Number of Victims Breached Via MOVEit Zero-Day Keeps ClimbingVictim Count Is 378 Organizations, 20 Million Individuals - and It's Likely to Rise
How bad is the breach of the MOVEit zero-day to businesses, government agencies and their customers? The short answer is that the known fallout from the Clop ransomware group attack already looks bad and keeps getting worse as ongoing investigations add to the victim count of 20 million people.
The Clop - aka Cl0p - ransomware group has claimed credit for attacks targeting Progress Software's widely used MOVEit file transfer software. The group targeted a zero-day vulnerability in the software, allowing it to access the software and steal data. Most of the attacks appear to have occurred on May 30 and May 31.
Progress patched the zero-day vulnerability on May 31, blocking further exploits. Before then, Clop had successfully stolen data from an as-yet-unknown number of organizations, affecting an unknown number of individuals.
As of Tuesday, security firm Emsisoft's count stood at about 378 organizations known to be affected, with personal data for 20 million individuals known to have been exposed. Fewer than 10% of breached organizations have quantified how many individuals' personal details were stolen.
While Clop has previously launched ransomware attacks, its MOVEit campaign appears to only involve data exfiltration.
Clop has been posting additional victims to its data leak site on a daily basis, typically in batches of 10. When an organization gets posted to Clop's site, it typically means the victim declined to pay a ransom. How many organizations did pay a ransom to avoid seeing their name get listed - and for a promise their stolen data would be deleted - remains unknown.
Recently listed victims include manufacturer ITT, Allegiant Air and American Airlines, Ireland's Commission for Communications Regulation, cosmetics giant Estée Lauder, communications equipment manufacturer Sierra Wireless, software firms Bluefin Payment Systems and Ventiv Technology, and TJX Companies, which runs T.J. Maxx, Marshalls and other stores.
British media regulator Ofcom has also been listed on Clop's site. The regulator disclosed last month that MOVEit hackers had stolen "a limited amount of information about certain companies we regulate - some of it confidential" - along with the personal data of 412 employees.

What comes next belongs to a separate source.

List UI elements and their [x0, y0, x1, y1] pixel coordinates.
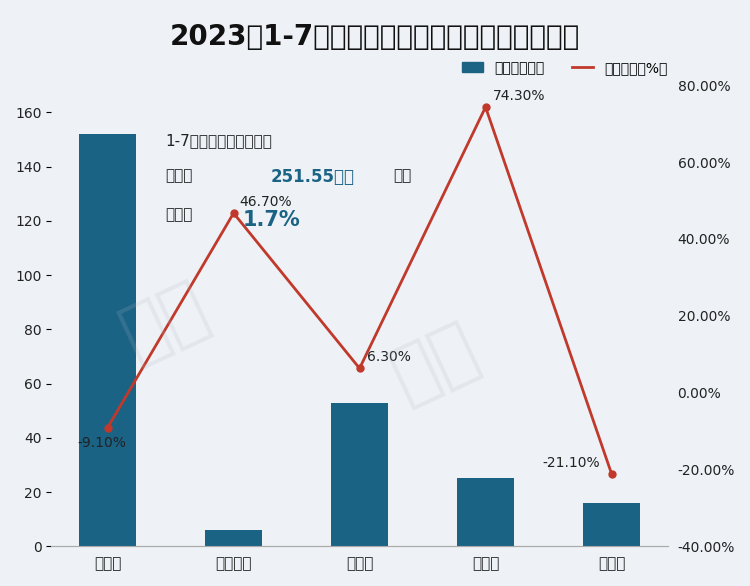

Clop claims to have deleted any information it stole that pertains to government agencies. "If you are a government, city or police service do not worry, we erased all your data," the group claims on its data leak site. "You do not need to contact us. We have no interest to expose such information."
Other recently disclosed victims include the universities of Alaska, Colorado, Dayton, Delaware, Georgia, Idaho, Illinois, Loyola, Missouri, Oklahoma, Rochester, Southern Illinois, Temple, Utah, Wake Forest, Washington State, Webster and Worcester State, based on breach reports tracked by cybersecurity research firm KonBriefing.
Vitality Group International, which offers a well-being platform, issued a breach update Monday saying it has informed about 2,800 individuals that their name or another personal identifier was exposed, along with their Social Security number. The company said it is offering 24 months of Experian credit monitoring and identity theft protection services to all affected individuals.
Victim Count Keeps Climbing
Expect the number of affected organizations and individuals to keep rising, as organizations' MOVEit investigations continue.
Breach probes by multiple service providers are underway and will likely lead to more knock-on breach reports from their customers. Such investigations appear to remain underway at National Student Clearinghouse, which works with 3,600 colleges and universities - at least some of which have reported that they're still waiting to hear if they were affected by NSC's MOVEit breach.
Investigations also are underway at Teachers Insurance and Annuity Association and population management firm PBI Research Services, which works with numerous financial services firms.
PBI customers that have confirmed their data was breached include Fidelity, Genworth Financial and the California Public Employees' Retirement System, which manages the largest public pension fund in the U.S., among others.
On Friday, PBI alerted the U.S. Department of Health and Human Services to a breach involving about 1.2 million individuals. This may be the same data breach disclosed Monday by financial services firm Milliman Solutions, which reported that individuals' Social Security numbers had been stolen.
Milliman Solutions said PBI is working with Kroll to "provide credit monitoring, fraud consultation, and identity theft restoration services" to all affected individuals for 12 months.